Despite – or perhaps because of – their haughty aspirations, the visions of the Christian humanists were not always met with enthusiasm. Luigi Sturzo, an Italian catholic priest exiled by Mussolini to London then New York, regarded Maritain’s ideas of a Christian democracy with suspicion. As the founder of the Italian popular, then Christian Democratic party, Sturzo was keen to bring together Christian teachings, human values and democratic politics. Yet for him, Maritain’s vision lacked a real engagement with pluralism, which was the lifeline of any democratic system. Sturzo did not want a political system inspired by Christianity, but rather, a democratic system where Christians could operate freely and on equal terms with others. Jacob does not challenge Maritain’s claim that democracy and Christianity were closely intertwined rather than contradictory, and does not investigate in detail Maritain’s superficial treatment of democracy. Such discussions may be beyond the scope of the book, but the political assumptions behind them seem to me to be an inherent part of the Christian humanist vision, which the advance of technology and materialism as much as it feared the open-ended nature of democracy.
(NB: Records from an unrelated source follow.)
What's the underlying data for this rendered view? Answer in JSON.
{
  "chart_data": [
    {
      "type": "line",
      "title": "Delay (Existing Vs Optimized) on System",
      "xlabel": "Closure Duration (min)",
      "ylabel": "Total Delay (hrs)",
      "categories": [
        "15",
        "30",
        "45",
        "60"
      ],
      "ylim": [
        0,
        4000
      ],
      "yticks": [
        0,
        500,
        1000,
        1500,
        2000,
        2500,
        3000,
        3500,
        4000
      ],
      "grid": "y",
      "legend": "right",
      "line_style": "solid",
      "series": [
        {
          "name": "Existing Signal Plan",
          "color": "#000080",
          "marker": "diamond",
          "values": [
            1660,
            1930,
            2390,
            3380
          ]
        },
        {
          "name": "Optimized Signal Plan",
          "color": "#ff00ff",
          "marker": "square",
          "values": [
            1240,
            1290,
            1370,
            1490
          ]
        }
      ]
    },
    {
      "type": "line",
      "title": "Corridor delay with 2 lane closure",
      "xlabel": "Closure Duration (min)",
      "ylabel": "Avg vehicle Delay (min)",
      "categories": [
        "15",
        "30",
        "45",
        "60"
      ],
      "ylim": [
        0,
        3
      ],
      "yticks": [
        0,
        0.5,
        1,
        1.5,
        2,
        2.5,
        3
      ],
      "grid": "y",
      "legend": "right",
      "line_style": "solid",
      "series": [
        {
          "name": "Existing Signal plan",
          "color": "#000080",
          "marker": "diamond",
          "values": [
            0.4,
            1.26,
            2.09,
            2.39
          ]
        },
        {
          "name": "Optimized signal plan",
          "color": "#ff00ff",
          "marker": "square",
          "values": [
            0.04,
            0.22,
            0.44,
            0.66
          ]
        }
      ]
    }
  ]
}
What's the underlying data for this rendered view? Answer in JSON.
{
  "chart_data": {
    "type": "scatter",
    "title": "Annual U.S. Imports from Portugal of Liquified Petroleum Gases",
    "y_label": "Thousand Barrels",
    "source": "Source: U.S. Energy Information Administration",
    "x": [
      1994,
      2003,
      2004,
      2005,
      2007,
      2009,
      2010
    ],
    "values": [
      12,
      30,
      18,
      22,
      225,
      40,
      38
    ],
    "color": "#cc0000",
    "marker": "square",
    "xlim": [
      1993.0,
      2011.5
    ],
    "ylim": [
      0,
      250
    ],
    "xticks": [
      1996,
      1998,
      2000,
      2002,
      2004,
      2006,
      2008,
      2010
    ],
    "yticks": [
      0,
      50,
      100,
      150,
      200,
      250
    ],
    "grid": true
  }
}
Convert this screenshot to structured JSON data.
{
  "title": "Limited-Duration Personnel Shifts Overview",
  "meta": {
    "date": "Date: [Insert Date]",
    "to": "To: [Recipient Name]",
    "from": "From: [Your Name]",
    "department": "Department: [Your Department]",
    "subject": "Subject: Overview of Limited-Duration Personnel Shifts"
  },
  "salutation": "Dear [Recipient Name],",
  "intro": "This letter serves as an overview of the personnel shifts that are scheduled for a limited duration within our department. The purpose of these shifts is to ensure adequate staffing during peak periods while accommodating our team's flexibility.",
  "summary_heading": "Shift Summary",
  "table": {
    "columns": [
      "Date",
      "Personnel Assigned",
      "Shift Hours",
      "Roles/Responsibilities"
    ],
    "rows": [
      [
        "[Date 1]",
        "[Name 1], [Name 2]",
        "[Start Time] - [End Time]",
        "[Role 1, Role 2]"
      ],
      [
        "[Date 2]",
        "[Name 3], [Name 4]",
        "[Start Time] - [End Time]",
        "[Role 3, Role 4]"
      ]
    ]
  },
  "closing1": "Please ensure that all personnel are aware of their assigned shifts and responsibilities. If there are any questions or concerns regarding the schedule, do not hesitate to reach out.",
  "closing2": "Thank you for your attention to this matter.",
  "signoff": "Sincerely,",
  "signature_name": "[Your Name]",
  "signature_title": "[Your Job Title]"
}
Did the Atomic bomb announce the final technological disaster, or the beginning of a new era? In the book, the nuclear bomb is mentioned only a couple of times. Possibly, for Christian humanists the new weapon of mass destruction was not a ground breaking novelty, but a continuation of a trend against which they had warned the public for a long time. Some mid-century thinkers, like Lewis Mumford, argued that the bomb epitomised the dichotomy of humanity versus technology as the final debasement of humanity. He denounced the cult of expertise, which infiltrated also the universities in terms of science and industry oriented research prevalence over humanities. In line with the gospel of Christian humanism, he called for a return to a moral education of humanity, based on the fundamental values of culture, faith and civilization. Mumford would have identified with Jacobs’ affirmation that, for Christian humanists, ‘the world has gone astray because its people had been poorly educated and if the total destruction of the human world were to be averted new ways of educating had to be found.’(xiv) for him, as for the protagonists of the book, the values that should illuminate the process of re-education were grounded in the cultural and historical experience of the West. The world worth saving from nuclear destruction did not encompass the entire globe. Despite Christianity’s claims for universality, Jacobs’ book highlights the geopolitical and conceptual limits of the mid-century humanist vision, that could not envisage a true interaction with non-Western people or values as a defining element of the post-war era.
The Year of Our Lord 1943 is a fascinating and insightful reflection on intellectuals’ reaction to perceived crisis. In their literary, philosophical, journalistic and private writings, Eliot, Weil, Maritain, Auden and Lewis expressed their fear that humanity is approaching a destructive crisis of its own making. The book’s elegant style and gripping prose linger with the reader, along with a persistent reflection on the desirable and possible intellectual reactions to contemporary men-made crises, and on the human moral values worth preserving as a guidance for the future.